Thursday, January 13, 2011

The Writer as Speaker (Part 1 of 2)

Creating Speaker Promotional Materials

(Kathy Carlton Willis of Kathy Carlton Willis Communications)

One of the best ways to build your marketing platform is to get involved as a speaker for events. The hardest part is getting the word out that you're available. You need to create promotional materials to make sure event planners have the information they need to decide if they want to book you.

Types of Promotional Materials:

• A speaker one-sheet is usually a full-color glossy front-and-back flyer featuring the information you want disseminated. It’s eye-catching and is easy to file away by event planners for future reference.

• A tri-fold brochure uses the 3 columns of each side as natural dividers for information you’re sharing.
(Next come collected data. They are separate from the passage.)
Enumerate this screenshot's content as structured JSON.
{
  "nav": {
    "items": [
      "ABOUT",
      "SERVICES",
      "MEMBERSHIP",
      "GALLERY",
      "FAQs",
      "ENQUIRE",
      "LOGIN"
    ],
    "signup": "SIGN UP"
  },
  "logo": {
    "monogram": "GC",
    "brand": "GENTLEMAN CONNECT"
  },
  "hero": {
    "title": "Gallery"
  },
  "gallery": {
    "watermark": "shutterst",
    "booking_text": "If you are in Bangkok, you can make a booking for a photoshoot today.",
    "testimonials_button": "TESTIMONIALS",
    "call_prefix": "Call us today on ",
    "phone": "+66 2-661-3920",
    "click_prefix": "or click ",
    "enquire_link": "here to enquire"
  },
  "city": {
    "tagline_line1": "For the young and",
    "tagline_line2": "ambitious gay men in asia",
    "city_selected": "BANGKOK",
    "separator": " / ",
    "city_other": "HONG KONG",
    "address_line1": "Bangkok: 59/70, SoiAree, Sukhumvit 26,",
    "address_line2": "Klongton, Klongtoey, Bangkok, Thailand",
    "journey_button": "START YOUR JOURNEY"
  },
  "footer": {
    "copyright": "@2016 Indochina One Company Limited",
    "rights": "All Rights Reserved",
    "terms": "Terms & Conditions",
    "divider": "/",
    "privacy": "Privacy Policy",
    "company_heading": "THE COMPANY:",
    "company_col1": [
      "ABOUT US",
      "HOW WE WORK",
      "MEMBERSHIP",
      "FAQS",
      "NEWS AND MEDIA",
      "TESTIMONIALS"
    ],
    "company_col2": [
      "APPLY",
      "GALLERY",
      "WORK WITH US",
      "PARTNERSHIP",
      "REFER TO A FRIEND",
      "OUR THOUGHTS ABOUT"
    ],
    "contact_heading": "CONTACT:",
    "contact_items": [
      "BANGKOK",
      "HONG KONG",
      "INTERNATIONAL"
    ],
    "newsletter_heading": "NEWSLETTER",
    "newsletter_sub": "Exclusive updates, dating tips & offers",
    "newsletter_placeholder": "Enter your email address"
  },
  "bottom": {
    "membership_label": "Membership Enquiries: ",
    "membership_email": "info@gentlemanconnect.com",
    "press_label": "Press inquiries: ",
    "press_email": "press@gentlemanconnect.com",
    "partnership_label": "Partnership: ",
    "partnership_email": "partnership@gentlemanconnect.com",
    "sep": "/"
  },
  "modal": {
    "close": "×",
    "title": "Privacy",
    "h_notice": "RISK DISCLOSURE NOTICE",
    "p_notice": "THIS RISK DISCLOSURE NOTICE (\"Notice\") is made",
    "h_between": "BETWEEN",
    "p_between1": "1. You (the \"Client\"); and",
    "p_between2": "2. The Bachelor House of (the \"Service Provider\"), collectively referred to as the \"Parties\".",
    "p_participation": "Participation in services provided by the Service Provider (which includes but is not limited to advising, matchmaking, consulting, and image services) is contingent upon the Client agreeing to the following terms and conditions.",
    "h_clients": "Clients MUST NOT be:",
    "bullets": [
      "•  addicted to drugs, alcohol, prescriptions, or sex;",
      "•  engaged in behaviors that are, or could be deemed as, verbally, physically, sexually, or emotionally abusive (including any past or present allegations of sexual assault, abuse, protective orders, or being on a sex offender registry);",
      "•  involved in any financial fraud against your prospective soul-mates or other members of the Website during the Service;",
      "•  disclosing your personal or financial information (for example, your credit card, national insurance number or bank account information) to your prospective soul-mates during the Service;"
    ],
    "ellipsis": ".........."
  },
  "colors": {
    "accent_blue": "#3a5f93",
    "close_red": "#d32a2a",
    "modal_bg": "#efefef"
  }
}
It’s visually appealing and can be easily mailed.

• A rack-card is the same size and paper as the cards you see for tourists at hotels. It fits in a business-sized envelope. It contains less content, but works well as an oversized bookmark. With the durable glossy cardstock, it lasts longer than most paper products.

Pick the format that goes best with your branding, message, and purpose.

Information to Include in Your Promotional Materials:

• Your name and contact information.

• Contract information for your booking agent (if you have one).

• Branding information, including tagline or main focus, and logo (optional).

• Your bio (written in third person).

• Endorsements (from attendees, event planners, and name-recognized experts or celebrities).

• Your key topic titles and blurbs.

• Current photo.

Other Items to Include for Event Planners:

• Demo recordings (audio or video) in MP3, CD/DVD, or online.

• Event kits—a ready-to-use plan with the information they need to produce a big event, that includes tickets, programs, d├ęcor ideas, menus, music, and skits.

• Publicity kit—media information about the event.

• Speaker contract. Use a form to list your negotiated agreement, including honorarium amount, deposit fee, and travel specifications.

• Handouts or other duplicatable materials. Provide the masters for print materials for the event planner to copy and distribute at the event.

The crucial factor in creating speaker promotional materials is to think like event planners. How can you make it easier for them to want to book you as a speaker?

If you have a PDF of your own speaker promo kit online, share the link with us in the comments below.

-—Kathy Carlton Willis, Kathy Carlton Willis Communications, is an editor, publicist, certified CLASSeminars speaker and faculty member. She enjoys helping writers and speakers.

Kathy’s BLOG:


  1. Great ideas, Kathy. I'm in the middle of reworking my promotional items, including the website. I'll include more of these tips as I complete it.

  2. Thank you so much Kathy and Cec. This information is very helpful. I appreciate your desire to help others. Sweet blessings to you both!

    Cec, I continue to pray for your precious wife and for you, that you both will experience the warm embrace of our Heavenly Father. You are precious.

  3. Robin and Nan—thanks to you both for your input on this information. We'll be running Part Two soon. You're welcome to read other helpful information at my blog: Also if you haven't yet joined Cec's blog to get updates of posts, I highly recommend you join.

  4. This is GREAT stuff. Just completed my first one sheet for my workshops/breakouts. So much to learn. I love this series, Kathy. And I love you Cec :) Praying for you both. Thank you!

    Here's a sneak peek at my one sheet.

  5. Jo Ann, thanks for sharing your one-sheet. It's eye-catching. The red works for you. And I like the "p" words in your text. My only suggestion is to not waste the second side of the one-sheet. Go ahead and use the opposite side to provide more elements of what the recipients of the one-sheet will need to know to determine if they want to utilize your services. Best wishes to you as you seek more bookings!